New Orleans is known for its cocktail culture, and it all began with the Sazerac. Some think the drink, which was invented in the 1830s, may even be the world’s first cocktail. In any case, the Sazerac is a classic Big Easy tipple, and an especially welcome option if the sweet and fruity cocktails often served up at Mardi Gras celebrations aren’t to your taste. This version comes from the cocktail experts at Commander’s Palace, a New Orleans institution since 1880, via Saveur.
- ½ ounce absinthe (preferably Lucid)
- 2 ounces rye
- ¼ ounce simple syrup
- Peychaud’s bitters
- Angostura bitters
- Lemon twist
Directions: Pour absinthe into an old-fashioned glass; swirl to coat, and discard liqueur; fill glass with ice. Shake rye, simple syrup, 3 dashes Peychaud’s bitters, and 1 dash Angostura bitters in a cocktail shaker filled with ice. Discard ice in glass; strain cocktail into glass. Rub the rim with a lemon twist and drop twist into cocktail.
2. Arnaud’s Special Cocktail
In 1940s and 1950s, the Arnaud’s Special was the signature drink at Arnaud’s French 75, a Creole restaurant in the French Quarter. The drink, which is a bit like a Rob Roy, is made with scotch and Dubonnet Rouge, a type of fortified wine. This version was created by Gareth Howells of Brooklyn’s Forrest Point bar and restaurant.
- 2 ounces Cutty Sark
- 1 ounce Dubonnet
- 3 dashes orange bitters
- Orange peel for garnish
Directions: Combine all ingredients with the exception of the orange peel in a shaker. Add ice and shake vigorously. Double strain into a coupe glass and garnish with an orange peel.

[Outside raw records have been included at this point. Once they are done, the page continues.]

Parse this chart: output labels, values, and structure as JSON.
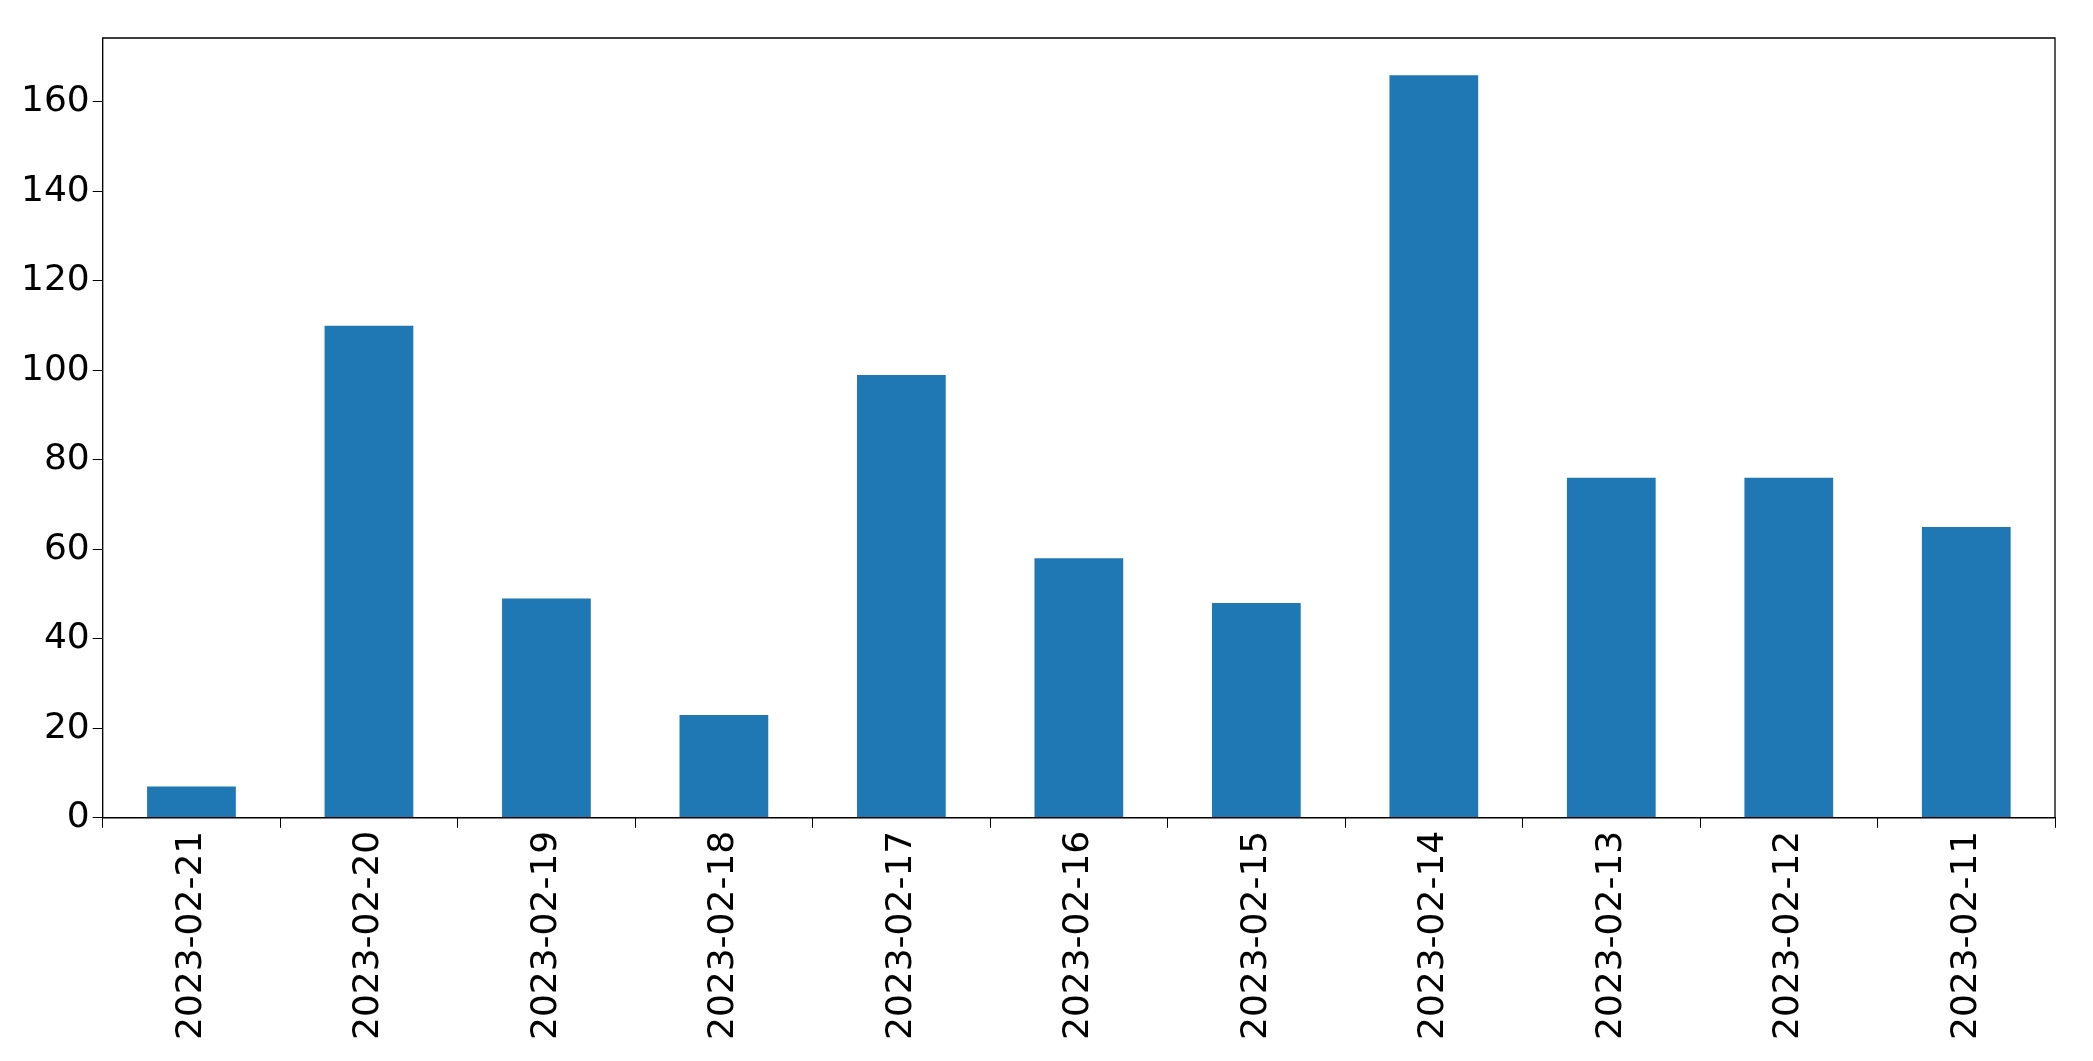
{
  "chart_data": {
    "type": "bar",
    "categories": [
      "2023-02-21",
      "2023-02-20",
      "2023-02-19",
      "2023-02-18",
      "2023-02-17",
      "2023-02-16",
      "2023-02-15",
      "2023-02-14",
      "2023-02-13",
      "2023-02-12",
      "2023-02-11"
    ],
    "values": [
      7,
      110,
      49,
      23,
      99,
      58,
      48,
      166,
      76,
      76,
      65
    ],
    "color": "#1f77b4",
    "ylim": [
      0,
      174.3
    ],
    "yticks": [
      0,
      20,
      40,
      60,
      80,
      100,
      120,
      140,
      160
    ],
    "grid": false,
    "legend": false
  }
}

For some, Mardi Gras celebrations are synonymous with sickly sweet (and dangerously potent) Hurricanes served in plastic cups. The perennially popular drink – named after the hurricane-lamp-shaped glass it’s served in – was invented by a New Orleans bartender Pat O’Brien in the 1940s as a way to use up an excess of rum. Today, hurricanes are often made from an off-the-shelf cocktail mix or a laundry list of ingredients, including multiple kinds of rum, pineapple juice, and grenadine. For a back-to-basics approach, try this three-ingredient version from Serious Eats.

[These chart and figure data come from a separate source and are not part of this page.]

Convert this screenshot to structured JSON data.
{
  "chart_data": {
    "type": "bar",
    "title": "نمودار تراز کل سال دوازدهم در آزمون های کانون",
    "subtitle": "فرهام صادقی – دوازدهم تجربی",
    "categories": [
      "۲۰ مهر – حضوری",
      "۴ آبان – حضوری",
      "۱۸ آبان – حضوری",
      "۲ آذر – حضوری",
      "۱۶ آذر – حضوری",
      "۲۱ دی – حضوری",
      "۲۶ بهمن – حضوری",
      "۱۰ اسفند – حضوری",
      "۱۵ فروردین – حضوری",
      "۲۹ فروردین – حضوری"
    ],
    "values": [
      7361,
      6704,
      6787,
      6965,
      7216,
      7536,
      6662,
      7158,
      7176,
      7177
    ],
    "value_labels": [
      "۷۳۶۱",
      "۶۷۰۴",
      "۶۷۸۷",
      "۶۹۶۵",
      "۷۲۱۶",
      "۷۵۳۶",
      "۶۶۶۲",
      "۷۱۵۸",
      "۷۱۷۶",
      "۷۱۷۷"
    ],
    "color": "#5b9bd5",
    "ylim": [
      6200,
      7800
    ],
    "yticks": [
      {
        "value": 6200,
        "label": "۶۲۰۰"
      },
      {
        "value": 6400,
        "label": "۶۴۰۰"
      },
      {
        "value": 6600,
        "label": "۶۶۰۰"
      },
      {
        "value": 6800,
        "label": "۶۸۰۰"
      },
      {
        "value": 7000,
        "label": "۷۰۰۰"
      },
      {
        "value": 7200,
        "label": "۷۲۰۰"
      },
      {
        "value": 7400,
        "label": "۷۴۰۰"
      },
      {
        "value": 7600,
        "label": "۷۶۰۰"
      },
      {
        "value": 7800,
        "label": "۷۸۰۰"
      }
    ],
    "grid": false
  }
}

- 2 ounces dark Jamaican rum
- 1 ounce fresh lemon juice
- 1 ounce passion fruit syrup
Directions: Combine ingredients in a cocktail shaker and add plenty of crushed ice. Shake well and pour, unstrained, into old fashioned glass, tiki mug, or Hurricane glass. Garnish with orange slice and a cherry.
4. French 75
In most places, a French 75 cocktail is made with gin and Champagne. Not in New Orleans, where the drink is prepared with a mix of cognac and sparkling wine. It’s the perfect thing to sip at brunch but it’s also a light and refreshing drink to serve at your Mardi Gras celebration. Recipe from Food Republic.
- 1 ounce Pierre Ferrand Ambre Cognac (or other cognac)
- ¼ ounce fresh-squeezed lemon juice
- ¼ ounce simple syrup
- 4 ounces Champagne
Directions: Shake cognac, lemon, and simple syrup with ice and strain into a chilled champagne flute glass. Top slowly with 3 to 4 ounces of Champagne and garnish with a lemon twist.
5. Ramos Gin Fizz
You’ll get a workout if you decide to celebrate Mardi Gras by making a Ramos Gin Fizz, another drink invented in New Orleans. Vigorous shaking is required to transform the cream and egg white into the cocktail’s distinctive frothy layer. Recipe from Chowhound.
- 2 ounces gin
- ½ ounce freshly squeezed lemon juice
- ½ ounce freshly squeezed lime juice
- 1 egg white
- 1 ounce heavy cream
- 2 teaspoons superfine sugar
- ½ teaspoon orange flower water
- Club soda, chilled
Directions: Add the gin, lemon juice, lime juice, egg white, cream, sugar, and orange flower water to a cocktail shaker. Shake vigorously, about 15 seconds.
Add a handful of ice to the cocktail shaker and shake again until the outside of the canister looks frosty, about 15 seconds. Strain into a chilled 10-ounce highball or collins glass without ice. Top off with club soda.